I’m just curious about this. As someone with a chronic illness, I pretty much never hear anyone talk about things related to the sorts of difficulties and discrimination I and others might face within society. I’m not aware of companies or governments doing anything special to bring awareness on the same scale of say, pride month for instance. In fact certain aspects of accessibility were only normalized during the pandemic when healthy people needed them and now they’re being gradually rescinded now that they don’t. It’s annoying for those who’ve come to prefer those accommodations. It’s cruel for those who rely on them.
And just to be clear, I’m not suggesting this is an either or sort of thing. I’m just wondering why it’s not a that and this sort of thing. It’s possible I’m not considering the whole picture here, and I don’t mean for this to be controversial.
That sounds pretty bitter, and a little misguided.
I’m sure it sucks, but I bet I could find plenty of marginalized groups that get less support per capita.

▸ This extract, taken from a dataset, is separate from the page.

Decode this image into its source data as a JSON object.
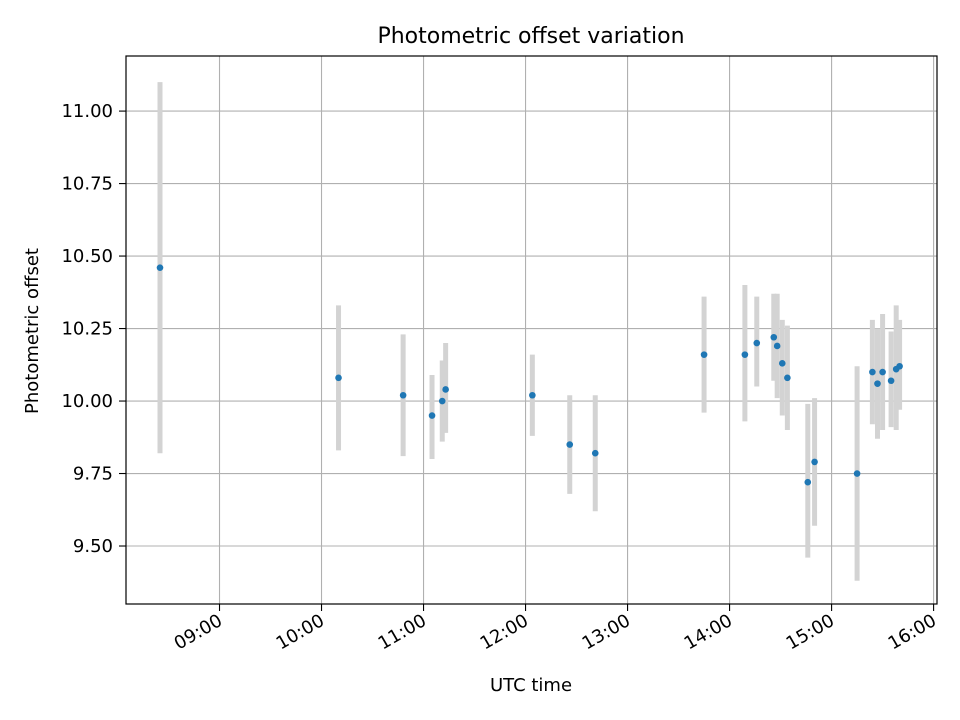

The ADA has changed construction across the US for decades. Any substantial renovation involves bringing preexisting structures up to code. That is not nothing. I’m sure it’s hundreds of billions of dollars nationally in accommodations.
The ADA has made you a protected class for decades longer than LGBTQ folks.
It might be slower than you want, and I’m sure it’s still not enough, but it is far more than you’re suggesting. And probably receives more money than any other marginalized group in terms of dollars spent on accommodations.
While none of your points are necessarily wrong (although they are mostly vague), none of them do anything to help a disabled person right now.